Y sin embargo… sí: casi siempre hay un pero. Este caso no es la excepción. Nuestra disposición al trabajo no necesariamente va acompañada de una alta productividad. A la vez es resultado no sólo de proclividades sino también de carencias. Las dos cosas están relacionadas. En este, que durante décadas ha sido el país de la desregulación total, del sálvese quien pueda, la gente da todo lo que puede y más (¿no hemos sido los cocreadores de la absurda expresión “esforzarse al 110 %”?), entre otras cosas porque apenas cuenta con redes de seguridad o dotaciones públicas que la apoyen.

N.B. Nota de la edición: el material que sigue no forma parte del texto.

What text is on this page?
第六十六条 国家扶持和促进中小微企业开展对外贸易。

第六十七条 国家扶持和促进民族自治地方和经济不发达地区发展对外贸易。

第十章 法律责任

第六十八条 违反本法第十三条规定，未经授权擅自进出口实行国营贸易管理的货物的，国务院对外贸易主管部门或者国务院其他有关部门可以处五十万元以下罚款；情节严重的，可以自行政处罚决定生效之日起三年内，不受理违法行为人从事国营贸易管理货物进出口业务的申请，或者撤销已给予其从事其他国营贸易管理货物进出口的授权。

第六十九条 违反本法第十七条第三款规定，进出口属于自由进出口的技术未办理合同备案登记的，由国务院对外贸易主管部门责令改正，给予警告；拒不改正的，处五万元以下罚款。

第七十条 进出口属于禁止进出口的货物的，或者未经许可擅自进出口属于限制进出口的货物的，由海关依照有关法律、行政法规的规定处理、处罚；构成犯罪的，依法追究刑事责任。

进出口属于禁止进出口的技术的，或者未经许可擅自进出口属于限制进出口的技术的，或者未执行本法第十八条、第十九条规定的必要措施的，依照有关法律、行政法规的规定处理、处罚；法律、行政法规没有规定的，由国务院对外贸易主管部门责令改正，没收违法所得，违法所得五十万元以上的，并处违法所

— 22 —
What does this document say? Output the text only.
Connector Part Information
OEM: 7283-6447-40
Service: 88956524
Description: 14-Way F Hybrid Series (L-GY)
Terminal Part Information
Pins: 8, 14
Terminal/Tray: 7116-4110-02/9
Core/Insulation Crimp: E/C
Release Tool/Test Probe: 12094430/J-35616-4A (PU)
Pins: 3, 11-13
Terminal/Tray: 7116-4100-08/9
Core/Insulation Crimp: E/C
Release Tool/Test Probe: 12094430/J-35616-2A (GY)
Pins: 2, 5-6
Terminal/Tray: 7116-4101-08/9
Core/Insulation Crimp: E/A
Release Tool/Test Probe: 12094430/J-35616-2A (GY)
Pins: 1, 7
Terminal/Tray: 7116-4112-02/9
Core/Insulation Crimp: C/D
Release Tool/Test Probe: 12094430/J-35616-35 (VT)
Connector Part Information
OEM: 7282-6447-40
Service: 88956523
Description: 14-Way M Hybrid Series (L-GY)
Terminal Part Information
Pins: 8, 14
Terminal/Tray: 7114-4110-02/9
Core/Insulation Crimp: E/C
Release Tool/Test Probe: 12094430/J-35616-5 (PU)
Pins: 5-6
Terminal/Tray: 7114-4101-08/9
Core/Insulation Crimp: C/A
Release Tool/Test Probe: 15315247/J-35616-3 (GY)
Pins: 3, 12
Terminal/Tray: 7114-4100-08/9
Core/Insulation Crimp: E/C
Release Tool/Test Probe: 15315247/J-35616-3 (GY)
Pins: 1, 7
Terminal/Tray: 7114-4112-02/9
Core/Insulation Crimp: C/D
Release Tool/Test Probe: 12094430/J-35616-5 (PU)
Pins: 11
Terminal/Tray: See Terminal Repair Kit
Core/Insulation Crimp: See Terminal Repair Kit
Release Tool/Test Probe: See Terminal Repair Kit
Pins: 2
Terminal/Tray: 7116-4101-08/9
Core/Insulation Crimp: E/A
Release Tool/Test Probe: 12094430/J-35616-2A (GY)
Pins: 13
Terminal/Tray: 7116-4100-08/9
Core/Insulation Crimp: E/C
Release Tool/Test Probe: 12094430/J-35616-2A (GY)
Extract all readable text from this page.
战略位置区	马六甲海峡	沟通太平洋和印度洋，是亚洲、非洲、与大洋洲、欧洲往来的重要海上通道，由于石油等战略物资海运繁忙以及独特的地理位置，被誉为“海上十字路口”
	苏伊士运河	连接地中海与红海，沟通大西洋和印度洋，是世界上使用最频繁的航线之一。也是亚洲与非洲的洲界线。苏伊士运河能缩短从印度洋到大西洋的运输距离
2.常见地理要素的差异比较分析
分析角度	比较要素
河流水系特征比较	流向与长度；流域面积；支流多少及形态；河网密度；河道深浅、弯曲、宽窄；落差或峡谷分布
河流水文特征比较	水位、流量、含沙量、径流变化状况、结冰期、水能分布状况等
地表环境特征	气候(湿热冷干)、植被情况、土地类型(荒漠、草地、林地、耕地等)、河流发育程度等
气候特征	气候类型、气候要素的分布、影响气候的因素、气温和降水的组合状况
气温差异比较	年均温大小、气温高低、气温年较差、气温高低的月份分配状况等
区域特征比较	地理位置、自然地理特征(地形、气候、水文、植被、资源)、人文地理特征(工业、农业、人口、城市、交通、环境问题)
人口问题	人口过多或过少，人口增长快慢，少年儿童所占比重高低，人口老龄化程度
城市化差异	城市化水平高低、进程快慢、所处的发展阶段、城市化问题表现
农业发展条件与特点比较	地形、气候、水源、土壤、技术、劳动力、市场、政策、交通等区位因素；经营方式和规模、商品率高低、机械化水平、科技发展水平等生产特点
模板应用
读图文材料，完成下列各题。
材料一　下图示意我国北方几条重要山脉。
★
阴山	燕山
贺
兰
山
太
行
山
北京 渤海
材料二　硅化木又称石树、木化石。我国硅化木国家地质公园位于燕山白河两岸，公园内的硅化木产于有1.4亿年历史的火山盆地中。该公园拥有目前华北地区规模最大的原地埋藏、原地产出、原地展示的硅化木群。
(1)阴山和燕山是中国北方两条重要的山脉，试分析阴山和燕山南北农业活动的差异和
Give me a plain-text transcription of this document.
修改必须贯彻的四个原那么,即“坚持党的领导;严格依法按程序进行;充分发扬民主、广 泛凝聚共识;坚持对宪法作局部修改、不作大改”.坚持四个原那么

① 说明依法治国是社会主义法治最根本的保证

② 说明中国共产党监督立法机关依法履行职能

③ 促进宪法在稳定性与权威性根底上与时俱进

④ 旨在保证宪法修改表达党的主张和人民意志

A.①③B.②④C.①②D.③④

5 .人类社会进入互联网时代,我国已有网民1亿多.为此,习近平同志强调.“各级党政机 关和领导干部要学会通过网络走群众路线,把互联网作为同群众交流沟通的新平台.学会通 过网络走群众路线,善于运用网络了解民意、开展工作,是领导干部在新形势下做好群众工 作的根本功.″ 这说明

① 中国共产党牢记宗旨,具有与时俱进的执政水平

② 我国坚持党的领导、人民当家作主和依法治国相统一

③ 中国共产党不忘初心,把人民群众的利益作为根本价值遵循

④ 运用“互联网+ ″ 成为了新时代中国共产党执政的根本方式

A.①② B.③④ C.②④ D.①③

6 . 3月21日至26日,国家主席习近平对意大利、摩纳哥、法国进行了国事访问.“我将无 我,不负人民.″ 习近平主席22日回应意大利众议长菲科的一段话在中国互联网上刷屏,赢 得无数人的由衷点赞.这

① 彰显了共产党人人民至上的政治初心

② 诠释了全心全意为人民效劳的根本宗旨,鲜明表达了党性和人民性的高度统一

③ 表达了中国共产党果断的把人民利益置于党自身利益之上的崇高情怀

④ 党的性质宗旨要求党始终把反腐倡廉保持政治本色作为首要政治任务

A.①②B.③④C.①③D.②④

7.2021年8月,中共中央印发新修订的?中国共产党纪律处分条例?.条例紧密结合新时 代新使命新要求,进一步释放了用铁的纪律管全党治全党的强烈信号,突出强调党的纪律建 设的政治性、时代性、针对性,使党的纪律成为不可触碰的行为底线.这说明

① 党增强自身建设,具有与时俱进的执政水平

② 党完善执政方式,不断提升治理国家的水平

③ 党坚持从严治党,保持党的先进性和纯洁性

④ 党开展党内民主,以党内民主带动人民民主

Entonces sí: nuestra diligencia es individualista y un poco ansiosa. Ahora viene el punto delicado: el desempeño individual también es una creación colectiva. Por ejemplo, para producir razonablemente en la academia, mejor rodéate de colegas y estudiantes competentes, de infraestructura, de un ambiente intelectual que te marque. Por una vez en la vida, en eso los nerds no estamos solos. El conjunto de la vida pública y productiva marca y potencia las capacidades de cada cual. En un mundo social caracterizado por el déficit de dotaciones y regulaciones, hemos optado por proteger a punta de músculo nuestras trayectorias vitales contra adversidades y riesgos, contra “los destinitos fatales”, para usar la expresión del gran escritor caleño Andrés Caicedo. Pero ha quedado faltando lo otro. Por eso necesitamos un involucramiento público que nos permita ir sobreponiéndonos a todas esas carencias.
Esa es al menos mi interpretación. No creo, por lo demás, que esta hipótesis sobre el origen de nuestros madrugones los deslegitime. Está bien: sigamos madrugando. Pero creemos las condiciones para que nos rinda más y mejor.